The Maximilian Emerald Ring
This stunning ring is set with a spectacular 21-carat Colombian emerald. Its first documented owner was Emperor Maximilian, the Austrian archduke who reigned as Mexico’s emperor for three years in the 1860s. Maximilian’s reign was disastrous, and he was executed in 1867. His widow, the Belgian princess Carlota, returned to Europe and lived as a reclusive widow, suffering from increasing mental difficulties, until her death in 1927. In 1928, the emerald was purchased by Marjorie Merriweather Post. The Smithsonian calls the emerald “the first important gemstone to enter Mrs. Marjorie Merriweather Post’s collection.” The current ring setting of the emerald was made by Cartier in 1949. Post donated the ring to the Smithsonian in 1964, and it is also on display at the National Museum of Natural History in Washington, D.C.
The Diamond and Ruby Demi-Parure
This suite of nineteenth-century jewels includes a necklace and a pair of earrings featuring rubies and diamonds set in silver and gold. Thought to have been made in France, the pieces are said to have belonged to Princess Eugenia Maximilianovna of Leuchtenberg. Eugenia was the daughter of the 3rd Duke of Leuchtenberg (a grandson of Joséphine de Beauharnais) and Grand Duchess Maria Nikolaevna (a daughter of Tsar Nicholas I of Russia). She married Duke Alexander of Oldenburg in 1868. Alexander and Eugenia managed to flee Russia right before the revolution, and they sold her jewels in Switzerland in the 1920s. Marjorie Merriweather Post purchased this necklace and its accompanying earrings in 1966. Today, they’re part of the collection at Hillwood, the museum on the grounds of her former estate in Washington, D.C.
The grand nuptial crown worn by Romanov imperial brides was made in 1840 using diamonds taken from ornaments that belonged to Catherine the Great.

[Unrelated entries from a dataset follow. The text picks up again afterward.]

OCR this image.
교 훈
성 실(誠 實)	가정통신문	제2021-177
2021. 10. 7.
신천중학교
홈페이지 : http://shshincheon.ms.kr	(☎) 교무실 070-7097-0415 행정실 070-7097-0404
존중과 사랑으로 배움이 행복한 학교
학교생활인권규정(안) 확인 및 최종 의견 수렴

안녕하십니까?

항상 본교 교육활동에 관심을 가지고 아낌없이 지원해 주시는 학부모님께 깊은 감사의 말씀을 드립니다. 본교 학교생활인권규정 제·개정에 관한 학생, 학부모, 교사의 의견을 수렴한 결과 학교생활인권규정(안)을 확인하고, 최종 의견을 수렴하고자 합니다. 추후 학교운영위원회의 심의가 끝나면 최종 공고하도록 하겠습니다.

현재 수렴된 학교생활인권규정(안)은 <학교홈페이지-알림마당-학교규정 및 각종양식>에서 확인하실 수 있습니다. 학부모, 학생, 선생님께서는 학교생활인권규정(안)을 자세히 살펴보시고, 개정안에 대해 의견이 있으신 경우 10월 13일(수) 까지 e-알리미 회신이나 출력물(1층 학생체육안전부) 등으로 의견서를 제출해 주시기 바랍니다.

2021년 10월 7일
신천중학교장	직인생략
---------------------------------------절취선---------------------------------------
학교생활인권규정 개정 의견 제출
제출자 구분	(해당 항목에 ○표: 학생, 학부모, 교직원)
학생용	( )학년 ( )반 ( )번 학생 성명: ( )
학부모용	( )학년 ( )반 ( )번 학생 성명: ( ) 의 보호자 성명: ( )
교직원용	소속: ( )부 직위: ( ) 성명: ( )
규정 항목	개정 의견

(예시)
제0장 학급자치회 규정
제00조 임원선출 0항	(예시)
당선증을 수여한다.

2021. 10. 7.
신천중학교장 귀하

The stones are attached to a frame covered in pink velvet, with flaps at the base that allowed it to be pinned in the bride’s hair. In the nineteenth and early twentieth centuries, each Romanov bride wore the crown for her wedding ceremony. At some point after the revolution, the crown was acquired by Marjorie Merriweather Post. It remains part of the collection at Hillwood in Washington, D.C.